When plum pox was discovered in Adams County peach trees in October 1999 -- the first time the disease had been found in North America -- the aphid-spread virus threatened to wipe out the state's $25 million annual production of peaches, plums, apricots, nectarines and cherries. The nation's stone-fruit growers watched anxiously to see how Pennsylvania would respond.
Thanks to quick action by state and federal officials, Penn State researchers and extension educators, and local growers, the virus was contained and eventually eliminated. The Pennsylvania Department of Agriculture officially lifted the quarantine of the area's stone fruit on Oct. 29, 2009 -- certifying the state as plum-pox free for 10 years and declaring that the collaborative eradication effort had averted an agricultural catastrophe.
In its narrative about the award, USDA noted that Penn State personnel produced an educational documentary in a month, shortly after the detection of plum pox, for use in educating people about the disease. "This film included interviews with the growers, packers, nurseries, scientists and regulators that captured each of their concerns, fears, and the uncertainty of the situation."
Also, USDA stated, Penn State personnel from the University's Fruit Research and Extension Center in Biglerville took on surveys of aphid populations and host plants, providing valuable information used by state and federal program managers to adjust survey protocols and strategies. "Agricultural Research Services and Penn State scientists collected and reared aphid colonies," the award narrative continued, "which enabled them to conduct virus-transmission studies."

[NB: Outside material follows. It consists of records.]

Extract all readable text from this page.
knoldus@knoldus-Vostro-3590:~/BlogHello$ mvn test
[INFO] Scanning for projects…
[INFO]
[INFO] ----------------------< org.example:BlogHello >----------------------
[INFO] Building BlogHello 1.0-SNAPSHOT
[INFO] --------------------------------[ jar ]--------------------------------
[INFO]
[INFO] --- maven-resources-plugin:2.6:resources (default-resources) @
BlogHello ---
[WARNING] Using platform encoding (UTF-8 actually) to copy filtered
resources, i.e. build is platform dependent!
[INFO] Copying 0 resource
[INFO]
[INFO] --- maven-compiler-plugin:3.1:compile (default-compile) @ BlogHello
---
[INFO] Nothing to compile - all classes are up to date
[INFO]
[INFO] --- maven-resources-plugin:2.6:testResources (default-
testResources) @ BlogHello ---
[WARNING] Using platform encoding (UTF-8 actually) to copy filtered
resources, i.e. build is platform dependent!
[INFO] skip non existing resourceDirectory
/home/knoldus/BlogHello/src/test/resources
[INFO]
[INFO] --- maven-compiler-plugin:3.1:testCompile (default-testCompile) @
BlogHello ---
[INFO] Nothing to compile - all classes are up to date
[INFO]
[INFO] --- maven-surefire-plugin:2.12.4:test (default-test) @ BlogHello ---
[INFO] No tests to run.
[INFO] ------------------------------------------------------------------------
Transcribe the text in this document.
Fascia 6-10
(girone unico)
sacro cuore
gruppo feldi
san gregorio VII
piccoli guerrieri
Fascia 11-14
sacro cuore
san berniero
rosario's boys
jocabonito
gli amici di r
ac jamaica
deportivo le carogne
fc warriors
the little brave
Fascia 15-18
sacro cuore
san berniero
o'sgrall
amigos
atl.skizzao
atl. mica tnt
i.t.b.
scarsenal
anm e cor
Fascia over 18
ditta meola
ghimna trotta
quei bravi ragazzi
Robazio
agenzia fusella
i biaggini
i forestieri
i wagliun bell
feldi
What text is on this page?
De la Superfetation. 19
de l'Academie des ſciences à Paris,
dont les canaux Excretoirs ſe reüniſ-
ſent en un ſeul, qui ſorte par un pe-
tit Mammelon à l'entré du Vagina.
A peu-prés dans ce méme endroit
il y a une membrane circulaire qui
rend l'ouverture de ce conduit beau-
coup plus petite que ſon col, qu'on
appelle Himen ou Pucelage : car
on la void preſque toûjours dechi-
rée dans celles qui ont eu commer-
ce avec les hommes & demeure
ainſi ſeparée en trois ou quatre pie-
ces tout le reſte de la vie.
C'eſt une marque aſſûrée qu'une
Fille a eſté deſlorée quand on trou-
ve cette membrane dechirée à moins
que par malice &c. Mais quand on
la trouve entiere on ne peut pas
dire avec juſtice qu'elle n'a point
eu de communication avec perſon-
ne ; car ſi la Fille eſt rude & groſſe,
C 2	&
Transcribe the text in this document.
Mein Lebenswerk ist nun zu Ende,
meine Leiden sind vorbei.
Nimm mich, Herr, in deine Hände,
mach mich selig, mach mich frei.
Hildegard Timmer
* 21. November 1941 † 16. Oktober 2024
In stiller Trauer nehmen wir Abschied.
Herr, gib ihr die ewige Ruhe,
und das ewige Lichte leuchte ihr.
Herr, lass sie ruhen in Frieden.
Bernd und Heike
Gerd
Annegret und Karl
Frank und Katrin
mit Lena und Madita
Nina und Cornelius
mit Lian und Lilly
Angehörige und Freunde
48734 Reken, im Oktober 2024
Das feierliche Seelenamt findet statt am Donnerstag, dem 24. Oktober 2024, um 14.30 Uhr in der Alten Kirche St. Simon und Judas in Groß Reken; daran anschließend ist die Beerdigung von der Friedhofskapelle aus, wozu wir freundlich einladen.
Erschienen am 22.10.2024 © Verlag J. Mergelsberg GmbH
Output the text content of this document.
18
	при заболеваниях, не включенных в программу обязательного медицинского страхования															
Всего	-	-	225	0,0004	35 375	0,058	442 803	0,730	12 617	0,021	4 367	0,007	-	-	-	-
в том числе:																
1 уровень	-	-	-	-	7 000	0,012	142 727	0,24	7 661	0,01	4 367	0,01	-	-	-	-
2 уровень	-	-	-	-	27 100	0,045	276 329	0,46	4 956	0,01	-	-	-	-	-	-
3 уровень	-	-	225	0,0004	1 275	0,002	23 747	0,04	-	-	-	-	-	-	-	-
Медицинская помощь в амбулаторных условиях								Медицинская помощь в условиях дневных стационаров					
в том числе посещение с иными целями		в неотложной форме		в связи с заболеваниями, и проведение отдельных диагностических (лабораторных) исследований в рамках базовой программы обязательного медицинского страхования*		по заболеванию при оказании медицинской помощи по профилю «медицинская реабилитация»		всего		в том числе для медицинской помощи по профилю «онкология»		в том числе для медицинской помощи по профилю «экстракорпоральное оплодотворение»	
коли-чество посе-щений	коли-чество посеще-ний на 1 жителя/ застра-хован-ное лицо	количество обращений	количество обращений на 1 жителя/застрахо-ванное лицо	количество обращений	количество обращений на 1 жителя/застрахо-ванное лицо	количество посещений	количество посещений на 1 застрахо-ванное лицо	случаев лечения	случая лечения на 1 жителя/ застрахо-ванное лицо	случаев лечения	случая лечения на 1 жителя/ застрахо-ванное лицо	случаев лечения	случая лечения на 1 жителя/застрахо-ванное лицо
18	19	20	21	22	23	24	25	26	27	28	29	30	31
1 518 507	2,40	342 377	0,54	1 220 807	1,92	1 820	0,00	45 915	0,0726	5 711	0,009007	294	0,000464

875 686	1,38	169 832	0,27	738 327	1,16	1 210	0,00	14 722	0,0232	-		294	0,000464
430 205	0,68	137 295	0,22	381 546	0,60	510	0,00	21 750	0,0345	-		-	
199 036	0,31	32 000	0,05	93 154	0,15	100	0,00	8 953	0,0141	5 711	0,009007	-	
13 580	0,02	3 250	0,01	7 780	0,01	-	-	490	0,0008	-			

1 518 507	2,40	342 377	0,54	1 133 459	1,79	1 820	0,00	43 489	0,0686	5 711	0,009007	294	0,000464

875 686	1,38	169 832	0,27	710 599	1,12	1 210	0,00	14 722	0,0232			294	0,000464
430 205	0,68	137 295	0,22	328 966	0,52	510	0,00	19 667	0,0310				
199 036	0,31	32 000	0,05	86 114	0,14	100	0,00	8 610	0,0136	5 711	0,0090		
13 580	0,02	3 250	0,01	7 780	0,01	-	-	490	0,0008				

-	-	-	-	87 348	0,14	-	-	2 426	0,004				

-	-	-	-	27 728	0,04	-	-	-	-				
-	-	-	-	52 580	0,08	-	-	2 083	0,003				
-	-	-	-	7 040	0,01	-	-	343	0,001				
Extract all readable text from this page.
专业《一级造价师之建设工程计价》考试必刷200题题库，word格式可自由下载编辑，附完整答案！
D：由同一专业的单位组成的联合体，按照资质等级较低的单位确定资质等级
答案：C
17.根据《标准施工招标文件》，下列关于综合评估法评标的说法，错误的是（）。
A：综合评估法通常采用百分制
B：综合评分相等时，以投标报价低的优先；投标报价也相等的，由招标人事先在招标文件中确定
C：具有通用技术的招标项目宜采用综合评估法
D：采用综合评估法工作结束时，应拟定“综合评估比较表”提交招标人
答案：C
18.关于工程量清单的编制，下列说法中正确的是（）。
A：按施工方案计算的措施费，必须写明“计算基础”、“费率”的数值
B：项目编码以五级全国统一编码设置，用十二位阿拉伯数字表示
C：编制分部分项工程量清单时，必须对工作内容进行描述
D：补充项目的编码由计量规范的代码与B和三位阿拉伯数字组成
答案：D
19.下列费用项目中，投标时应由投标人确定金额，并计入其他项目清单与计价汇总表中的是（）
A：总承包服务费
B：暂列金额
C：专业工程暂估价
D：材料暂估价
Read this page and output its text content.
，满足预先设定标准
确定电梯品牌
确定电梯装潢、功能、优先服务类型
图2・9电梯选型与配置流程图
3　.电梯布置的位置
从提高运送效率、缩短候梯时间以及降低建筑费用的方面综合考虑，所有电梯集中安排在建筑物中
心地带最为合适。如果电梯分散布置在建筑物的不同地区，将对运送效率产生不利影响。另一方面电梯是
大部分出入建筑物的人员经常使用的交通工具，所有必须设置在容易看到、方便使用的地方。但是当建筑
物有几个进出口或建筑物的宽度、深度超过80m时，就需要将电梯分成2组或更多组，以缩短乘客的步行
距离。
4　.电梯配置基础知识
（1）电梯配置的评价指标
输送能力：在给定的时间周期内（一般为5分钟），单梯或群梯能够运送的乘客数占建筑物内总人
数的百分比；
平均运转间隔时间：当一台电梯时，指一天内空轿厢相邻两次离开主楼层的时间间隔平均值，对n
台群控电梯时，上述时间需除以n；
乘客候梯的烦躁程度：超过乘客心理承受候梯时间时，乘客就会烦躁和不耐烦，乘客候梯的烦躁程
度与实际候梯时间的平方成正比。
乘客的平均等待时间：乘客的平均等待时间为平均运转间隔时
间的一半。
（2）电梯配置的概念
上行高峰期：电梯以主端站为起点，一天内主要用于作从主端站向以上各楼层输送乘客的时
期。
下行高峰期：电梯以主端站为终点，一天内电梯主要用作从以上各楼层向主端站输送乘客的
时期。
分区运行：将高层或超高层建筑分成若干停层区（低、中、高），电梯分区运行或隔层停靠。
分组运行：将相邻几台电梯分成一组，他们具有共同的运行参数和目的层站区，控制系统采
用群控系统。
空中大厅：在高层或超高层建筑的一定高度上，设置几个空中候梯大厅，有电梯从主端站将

Gildow, whose research on the aphid vectors of plum pox was pivotal in stopping the spread of the virus, said the Penn State members of the eradication team are honored to have been recognized by Vilsack and realize they were involved a remarkable effort.
"To the best of my knowledge, this is one of the best-documented cases in which a foreign invasive plant pathogen has been eradicated effectively," he said. "This occurred only as a result of the very rapid response of the combined PDA-USDA-Penn State collaboration team and the rapid infusion of sufficient state and federal funding to effectively support eradication efforts.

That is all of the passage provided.